As was stated, parsing expressions are probably the trickiest, also the funnest to do. If you observe the language's operator precedence... and implement all of its built-in functions such as trig, logarithms, etc.
Next are your stack handling for GOSUB / RETURN, FOR / NEXT. And maybe a way to clean up the stack if the user GOTOs out of the loop "illegally"...
Handling variable names... (as stated, some type of lookup table that's reasonably fast)...
There are a lot of bits and pieces to consider. But they aren't all that difficult if you dedicate a week or two.
Alright guys, thanks for the replies. nonoob and matsp seem to have the same general suggestions, as for CornedBee, what book(s) would you recommend on this subject?

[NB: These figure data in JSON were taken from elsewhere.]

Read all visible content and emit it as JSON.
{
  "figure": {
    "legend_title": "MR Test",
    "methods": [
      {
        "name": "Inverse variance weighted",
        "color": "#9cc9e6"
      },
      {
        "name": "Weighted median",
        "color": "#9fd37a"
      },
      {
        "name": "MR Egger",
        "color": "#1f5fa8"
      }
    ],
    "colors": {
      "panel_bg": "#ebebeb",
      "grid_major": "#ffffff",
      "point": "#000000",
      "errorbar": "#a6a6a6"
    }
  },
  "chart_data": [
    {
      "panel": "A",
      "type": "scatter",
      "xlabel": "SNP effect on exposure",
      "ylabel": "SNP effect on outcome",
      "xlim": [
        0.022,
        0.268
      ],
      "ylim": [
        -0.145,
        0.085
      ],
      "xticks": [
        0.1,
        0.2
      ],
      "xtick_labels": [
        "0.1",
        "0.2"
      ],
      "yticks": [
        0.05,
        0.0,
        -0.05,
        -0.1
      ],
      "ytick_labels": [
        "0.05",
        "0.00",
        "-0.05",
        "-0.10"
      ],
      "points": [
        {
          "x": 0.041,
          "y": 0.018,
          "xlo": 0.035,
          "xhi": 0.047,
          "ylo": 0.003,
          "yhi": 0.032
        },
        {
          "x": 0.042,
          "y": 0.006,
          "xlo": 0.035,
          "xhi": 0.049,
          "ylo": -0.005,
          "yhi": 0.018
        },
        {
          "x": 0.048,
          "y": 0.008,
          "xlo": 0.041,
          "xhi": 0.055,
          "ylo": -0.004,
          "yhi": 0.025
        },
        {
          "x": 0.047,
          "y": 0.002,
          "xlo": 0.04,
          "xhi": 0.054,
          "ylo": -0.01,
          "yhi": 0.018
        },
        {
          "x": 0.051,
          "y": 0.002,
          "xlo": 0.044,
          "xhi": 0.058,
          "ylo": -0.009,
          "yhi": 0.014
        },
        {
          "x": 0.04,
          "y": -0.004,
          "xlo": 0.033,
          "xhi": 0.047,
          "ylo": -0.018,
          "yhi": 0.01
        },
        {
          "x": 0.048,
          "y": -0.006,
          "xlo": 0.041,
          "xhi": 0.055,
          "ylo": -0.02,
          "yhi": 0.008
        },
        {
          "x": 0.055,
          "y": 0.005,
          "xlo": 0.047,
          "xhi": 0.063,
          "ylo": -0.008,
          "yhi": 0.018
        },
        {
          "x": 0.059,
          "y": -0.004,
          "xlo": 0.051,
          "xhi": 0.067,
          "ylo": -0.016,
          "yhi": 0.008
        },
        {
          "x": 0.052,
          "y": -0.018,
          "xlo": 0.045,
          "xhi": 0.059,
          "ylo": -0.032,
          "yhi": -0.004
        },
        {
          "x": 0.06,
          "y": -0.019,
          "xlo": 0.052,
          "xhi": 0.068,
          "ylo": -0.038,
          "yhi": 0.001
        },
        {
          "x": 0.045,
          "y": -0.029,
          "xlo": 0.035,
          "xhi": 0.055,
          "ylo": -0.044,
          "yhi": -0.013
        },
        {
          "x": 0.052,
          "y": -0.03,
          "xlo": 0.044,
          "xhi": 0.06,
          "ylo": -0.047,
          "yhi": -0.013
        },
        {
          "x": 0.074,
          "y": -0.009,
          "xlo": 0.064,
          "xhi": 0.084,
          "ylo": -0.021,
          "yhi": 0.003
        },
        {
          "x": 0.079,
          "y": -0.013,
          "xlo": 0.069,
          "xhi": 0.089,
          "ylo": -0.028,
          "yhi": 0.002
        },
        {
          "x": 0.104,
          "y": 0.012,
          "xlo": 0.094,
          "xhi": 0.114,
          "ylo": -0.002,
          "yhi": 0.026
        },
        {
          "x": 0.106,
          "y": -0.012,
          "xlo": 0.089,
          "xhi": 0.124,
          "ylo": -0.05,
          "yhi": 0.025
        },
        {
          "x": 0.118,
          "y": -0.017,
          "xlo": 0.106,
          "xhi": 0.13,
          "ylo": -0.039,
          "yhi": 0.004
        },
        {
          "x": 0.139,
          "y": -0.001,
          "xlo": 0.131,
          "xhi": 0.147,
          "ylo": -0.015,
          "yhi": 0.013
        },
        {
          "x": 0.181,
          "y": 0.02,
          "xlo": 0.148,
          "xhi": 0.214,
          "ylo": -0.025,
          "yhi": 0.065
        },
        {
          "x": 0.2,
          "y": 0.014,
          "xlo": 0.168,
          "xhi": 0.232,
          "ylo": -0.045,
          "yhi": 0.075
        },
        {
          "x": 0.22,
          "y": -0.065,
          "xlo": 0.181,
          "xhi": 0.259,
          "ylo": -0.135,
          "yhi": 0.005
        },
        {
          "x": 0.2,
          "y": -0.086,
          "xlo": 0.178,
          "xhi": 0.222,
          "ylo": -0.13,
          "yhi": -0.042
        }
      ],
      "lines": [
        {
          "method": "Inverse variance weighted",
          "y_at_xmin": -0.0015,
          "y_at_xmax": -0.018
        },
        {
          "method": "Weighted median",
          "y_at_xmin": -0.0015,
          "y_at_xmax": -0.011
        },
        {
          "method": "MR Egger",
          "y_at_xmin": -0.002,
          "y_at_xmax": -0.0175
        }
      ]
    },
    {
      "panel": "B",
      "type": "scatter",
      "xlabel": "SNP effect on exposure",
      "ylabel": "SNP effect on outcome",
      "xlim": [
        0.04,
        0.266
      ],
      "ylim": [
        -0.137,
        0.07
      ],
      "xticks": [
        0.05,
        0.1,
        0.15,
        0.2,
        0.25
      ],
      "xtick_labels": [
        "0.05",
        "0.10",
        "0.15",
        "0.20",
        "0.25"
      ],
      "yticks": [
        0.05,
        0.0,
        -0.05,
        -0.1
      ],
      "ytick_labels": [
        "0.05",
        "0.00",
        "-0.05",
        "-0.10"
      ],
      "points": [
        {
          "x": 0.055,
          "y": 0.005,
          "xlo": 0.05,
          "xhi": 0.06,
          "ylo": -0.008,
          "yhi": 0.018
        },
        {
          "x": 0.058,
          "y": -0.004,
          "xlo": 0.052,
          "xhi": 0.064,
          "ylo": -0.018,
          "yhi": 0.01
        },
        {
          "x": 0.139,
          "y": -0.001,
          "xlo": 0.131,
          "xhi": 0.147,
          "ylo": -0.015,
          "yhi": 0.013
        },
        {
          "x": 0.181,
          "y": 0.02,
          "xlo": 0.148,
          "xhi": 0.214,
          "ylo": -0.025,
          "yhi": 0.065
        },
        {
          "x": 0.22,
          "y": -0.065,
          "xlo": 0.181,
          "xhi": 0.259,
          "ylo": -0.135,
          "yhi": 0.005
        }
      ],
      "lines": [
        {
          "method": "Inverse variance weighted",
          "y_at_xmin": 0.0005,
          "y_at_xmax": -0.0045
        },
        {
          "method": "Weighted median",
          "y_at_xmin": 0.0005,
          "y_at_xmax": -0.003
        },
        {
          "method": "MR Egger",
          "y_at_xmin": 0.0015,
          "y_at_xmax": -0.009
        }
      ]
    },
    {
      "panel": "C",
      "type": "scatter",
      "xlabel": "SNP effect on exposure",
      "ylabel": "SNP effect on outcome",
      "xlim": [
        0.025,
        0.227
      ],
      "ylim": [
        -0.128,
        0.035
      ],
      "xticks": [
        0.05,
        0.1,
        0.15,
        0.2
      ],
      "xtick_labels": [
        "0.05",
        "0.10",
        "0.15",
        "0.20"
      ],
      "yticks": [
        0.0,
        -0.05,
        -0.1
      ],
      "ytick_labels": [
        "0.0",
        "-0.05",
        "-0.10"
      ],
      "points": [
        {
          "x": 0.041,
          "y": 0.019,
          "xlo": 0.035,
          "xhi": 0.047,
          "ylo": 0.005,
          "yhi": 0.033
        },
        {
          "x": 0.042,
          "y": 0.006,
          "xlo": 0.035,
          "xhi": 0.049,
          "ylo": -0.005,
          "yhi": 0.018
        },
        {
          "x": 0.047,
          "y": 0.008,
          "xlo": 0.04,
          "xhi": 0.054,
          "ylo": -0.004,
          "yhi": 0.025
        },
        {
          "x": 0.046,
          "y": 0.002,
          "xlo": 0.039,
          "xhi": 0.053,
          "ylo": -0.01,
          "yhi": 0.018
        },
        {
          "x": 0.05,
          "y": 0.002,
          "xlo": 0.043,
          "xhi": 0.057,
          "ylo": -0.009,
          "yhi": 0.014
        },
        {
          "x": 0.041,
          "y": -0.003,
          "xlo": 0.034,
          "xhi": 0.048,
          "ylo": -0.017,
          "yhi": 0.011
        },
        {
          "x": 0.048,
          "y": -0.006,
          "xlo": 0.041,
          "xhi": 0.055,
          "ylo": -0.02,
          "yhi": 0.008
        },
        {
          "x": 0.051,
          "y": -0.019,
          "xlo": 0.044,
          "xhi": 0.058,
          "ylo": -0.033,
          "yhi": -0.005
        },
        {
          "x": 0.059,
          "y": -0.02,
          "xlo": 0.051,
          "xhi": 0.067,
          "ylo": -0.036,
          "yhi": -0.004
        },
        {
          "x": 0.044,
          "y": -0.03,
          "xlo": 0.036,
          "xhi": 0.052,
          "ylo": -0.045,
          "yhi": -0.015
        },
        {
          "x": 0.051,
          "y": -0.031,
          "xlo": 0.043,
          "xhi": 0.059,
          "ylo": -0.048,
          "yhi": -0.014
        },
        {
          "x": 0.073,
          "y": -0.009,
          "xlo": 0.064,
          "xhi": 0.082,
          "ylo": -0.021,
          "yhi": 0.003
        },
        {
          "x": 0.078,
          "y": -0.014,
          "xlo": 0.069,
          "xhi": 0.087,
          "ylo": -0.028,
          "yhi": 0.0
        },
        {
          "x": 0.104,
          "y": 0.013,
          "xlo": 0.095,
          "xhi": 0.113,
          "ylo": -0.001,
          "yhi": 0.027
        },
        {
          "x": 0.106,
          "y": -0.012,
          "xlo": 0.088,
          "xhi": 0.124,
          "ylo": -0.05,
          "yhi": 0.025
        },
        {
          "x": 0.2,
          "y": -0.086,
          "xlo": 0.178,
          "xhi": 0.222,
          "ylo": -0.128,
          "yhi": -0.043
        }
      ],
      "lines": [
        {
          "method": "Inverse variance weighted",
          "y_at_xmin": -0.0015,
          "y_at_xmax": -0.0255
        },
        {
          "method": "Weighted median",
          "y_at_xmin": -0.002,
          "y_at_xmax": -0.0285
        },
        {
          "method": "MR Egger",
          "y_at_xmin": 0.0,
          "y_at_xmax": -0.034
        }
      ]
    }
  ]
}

As for parsing expressions, I have a full expression parser down with all the common trig functions, exp, log, log10 etc. But I do get that interpreting a language is more difficult than this.
Well, aside from calculating expressions, it is not a HUGE challenge [not that I have ever written a Basic interpreter], you will have to deal with flow-control, which in Basic is pretty simple, as there aren't that many variants:
gosub / return - you need a stack for this. Not sure if you need to pop the stack when someone does a goto out of the subroutine (not sure how you would detect it).
goto - just change the current "where we are in the code
for next // remember where the for-loop starts in a stack kind of fashion. Remember to pop the stack if the user does a goto past the relevant next statement.
If you support user defined function (def fn ...), then you may need to do something to evaluate one of those expressions too, but that will be a single line of code, so you don't really need to support a stack for that [as long as they are "simple" user defined functions a'la old-style basic], as you can just call back into the standard evaluator functionality to perform the "evaluate user function", just like evaluating any other line of code.